Europe’s panicking politicians are preparing to throw more money at Turkey to persuade it to police its borders better. They want the Turks to restrain 2.75m Syrians inside their country – which is, incidentally, 137 times the pathetic number Britain plans to accept over five years. One myth in particular needs to be nailed fast: the concept that refugee camps are humane and workable solutions to such crises. Politicians and pundits keep suggesting that we pour cash into these holding pens. Yet as that young mother in Jordan showed, this approach is wrong both morally and practically.

I have visited refugee camps on three continents. At best they tend to be soul-destroying – places that keep people alive but stop them from living, as one academic put it so succinctly. There may be food, schools and health clinics in many. But they can also be grim centres of incarceration, designed to herd traumatised people into places that make it easier to control them, either for host governments or aid agencies trying to help. They are seen as short-term solutions yet drift into permanence – just look at Palestinian camps going back 68 years – while gangs, guns, violence and sexual abuse can be rampant.

The benevolent image of refugee camps has been shattered by a brilliant new book by journalist Ben Rawlence, whom I met during his five-year stint investigating life in Dadaab, northern Kenya. This sprawling camp is the world’s biggest, created 25 years ago to hold 90,000 Somalians but now home to half a million people from several nations.

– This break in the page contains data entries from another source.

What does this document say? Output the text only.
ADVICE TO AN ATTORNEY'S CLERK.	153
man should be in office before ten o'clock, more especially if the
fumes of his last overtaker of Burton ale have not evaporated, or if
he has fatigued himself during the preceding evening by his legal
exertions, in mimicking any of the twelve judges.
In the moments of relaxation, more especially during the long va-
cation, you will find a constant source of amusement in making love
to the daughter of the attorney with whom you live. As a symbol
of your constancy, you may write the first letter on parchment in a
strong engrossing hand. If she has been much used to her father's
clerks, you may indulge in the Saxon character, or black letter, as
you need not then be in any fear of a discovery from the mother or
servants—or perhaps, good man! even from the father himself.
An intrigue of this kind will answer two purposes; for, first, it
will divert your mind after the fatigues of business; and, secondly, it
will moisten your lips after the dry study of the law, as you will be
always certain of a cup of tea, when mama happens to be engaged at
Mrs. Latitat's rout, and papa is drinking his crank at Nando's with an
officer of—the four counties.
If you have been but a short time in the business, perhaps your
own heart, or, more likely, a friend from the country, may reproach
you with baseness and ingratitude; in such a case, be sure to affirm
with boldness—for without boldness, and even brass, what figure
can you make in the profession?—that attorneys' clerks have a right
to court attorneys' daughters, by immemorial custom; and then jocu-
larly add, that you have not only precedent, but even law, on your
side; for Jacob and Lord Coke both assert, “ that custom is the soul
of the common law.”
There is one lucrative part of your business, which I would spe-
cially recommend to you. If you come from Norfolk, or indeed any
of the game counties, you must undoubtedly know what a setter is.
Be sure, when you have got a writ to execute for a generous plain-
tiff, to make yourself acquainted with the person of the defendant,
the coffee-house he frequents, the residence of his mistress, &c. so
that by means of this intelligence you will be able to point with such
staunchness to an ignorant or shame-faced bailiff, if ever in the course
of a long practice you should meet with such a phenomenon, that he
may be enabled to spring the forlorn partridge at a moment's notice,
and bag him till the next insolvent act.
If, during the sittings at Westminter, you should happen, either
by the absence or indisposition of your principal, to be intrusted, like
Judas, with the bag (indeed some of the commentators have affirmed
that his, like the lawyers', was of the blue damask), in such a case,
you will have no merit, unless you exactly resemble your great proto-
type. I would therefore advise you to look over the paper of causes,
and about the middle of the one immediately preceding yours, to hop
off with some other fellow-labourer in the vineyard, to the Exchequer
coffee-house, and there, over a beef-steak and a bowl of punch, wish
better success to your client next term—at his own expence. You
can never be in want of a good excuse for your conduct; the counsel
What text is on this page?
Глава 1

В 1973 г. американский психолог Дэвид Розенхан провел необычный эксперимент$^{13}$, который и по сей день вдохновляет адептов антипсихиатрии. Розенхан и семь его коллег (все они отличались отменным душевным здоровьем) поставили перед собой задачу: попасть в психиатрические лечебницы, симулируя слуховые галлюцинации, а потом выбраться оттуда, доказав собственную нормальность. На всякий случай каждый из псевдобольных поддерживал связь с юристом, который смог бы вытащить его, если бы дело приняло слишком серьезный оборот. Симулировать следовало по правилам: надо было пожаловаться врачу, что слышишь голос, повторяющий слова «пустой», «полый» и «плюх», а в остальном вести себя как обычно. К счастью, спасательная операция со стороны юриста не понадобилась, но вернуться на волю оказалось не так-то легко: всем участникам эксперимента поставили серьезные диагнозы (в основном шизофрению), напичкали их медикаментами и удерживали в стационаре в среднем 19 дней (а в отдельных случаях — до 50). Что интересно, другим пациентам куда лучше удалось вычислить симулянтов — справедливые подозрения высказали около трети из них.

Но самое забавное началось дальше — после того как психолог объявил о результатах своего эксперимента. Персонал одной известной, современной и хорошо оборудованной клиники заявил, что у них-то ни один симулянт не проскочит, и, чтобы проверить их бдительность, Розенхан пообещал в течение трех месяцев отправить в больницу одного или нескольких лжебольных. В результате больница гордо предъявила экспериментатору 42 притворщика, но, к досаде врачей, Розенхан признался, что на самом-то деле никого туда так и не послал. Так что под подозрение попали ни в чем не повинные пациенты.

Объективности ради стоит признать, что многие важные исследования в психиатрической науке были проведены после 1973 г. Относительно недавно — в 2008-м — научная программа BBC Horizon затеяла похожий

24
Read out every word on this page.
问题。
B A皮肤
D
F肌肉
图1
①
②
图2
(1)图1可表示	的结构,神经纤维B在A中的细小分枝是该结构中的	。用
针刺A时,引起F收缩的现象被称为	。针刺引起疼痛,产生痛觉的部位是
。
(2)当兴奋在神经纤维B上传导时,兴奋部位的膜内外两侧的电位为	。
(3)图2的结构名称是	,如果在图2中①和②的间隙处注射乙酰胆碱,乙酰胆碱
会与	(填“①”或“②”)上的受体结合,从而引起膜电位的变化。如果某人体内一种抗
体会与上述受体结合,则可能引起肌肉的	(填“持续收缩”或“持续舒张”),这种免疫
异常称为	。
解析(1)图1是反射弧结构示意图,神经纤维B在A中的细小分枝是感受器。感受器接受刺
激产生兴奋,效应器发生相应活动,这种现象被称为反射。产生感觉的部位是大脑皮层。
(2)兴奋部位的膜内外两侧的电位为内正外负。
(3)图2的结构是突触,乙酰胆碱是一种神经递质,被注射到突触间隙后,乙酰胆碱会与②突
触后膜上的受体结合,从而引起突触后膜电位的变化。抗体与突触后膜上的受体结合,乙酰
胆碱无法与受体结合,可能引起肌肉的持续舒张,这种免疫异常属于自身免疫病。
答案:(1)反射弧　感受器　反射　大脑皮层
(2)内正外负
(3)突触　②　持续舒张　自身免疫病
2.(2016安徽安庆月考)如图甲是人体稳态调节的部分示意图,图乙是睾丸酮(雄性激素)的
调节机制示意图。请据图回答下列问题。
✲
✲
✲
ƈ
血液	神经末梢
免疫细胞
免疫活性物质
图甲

Rawlence exposes how impoverished refugees are raped, ripped off and remorselessly exploited while well-paid officials stay in secure compounds. It is a damning indictment – yet there have been worse examples. After the Rwandan genocide Hutu ringleaders ran official camps, received relief and used them to regroup.

These centres are routinely placed in remote areas by governments to segregate refugees. This is one reason for the failure of the showcase Azraq camp in Jordan, currently holding 32,866 people although intended for almost 100,000 more. It was designed by the United Nations (and part-funded by Britain) and supposed to reflect the lessons of the past. Yet most Syrians and Iraqis prefer poverty to this dismal outpost in the desert; thousands more risk lethal boats to Europe rather than a supposed place of sanctuary. Several people told me they saw it as a prison – an uncomfortable comparison Rawlence also makes in his Dadaab expose.

Western politicians love going to camps to cuddle children and parade compassion, even as they do their damnedest to stop asylum-seekers arriving anywhere near their own doorsteps. But clearly these institutions do not stop people coming to Europe; the numbers at Za’atari, the biggest camp in Jordan, have also fallen sharply. Since the Syrian crisis erupted five years ago, however, they have received hugely disproportionate levels of aid since it is so much easier to administer inside them. Two years ago Sir Alan Duncan, then minister of state for International Development, admitted to a House of Commons inquiry that: ‘You know where they are when they are in camps. They are more difficult to disentangle … if they are in the community.’

Let us focus less on camps in this crisis. They are one more fig leaf for politicians, one more pretend solution put forward by armchair experts. The key is to let refugees work legitimately, so they can build a fresh start – wherever they are. After all, what human being wants life trapped in limbo, dependent on others for everything from feeding their family to passing armed guards at the gate? Refugees may have escaped hell, but that does not mean we force them into purgatory. ‘It is better to die in Syria than to live in your camp,’ as one young refugee told me.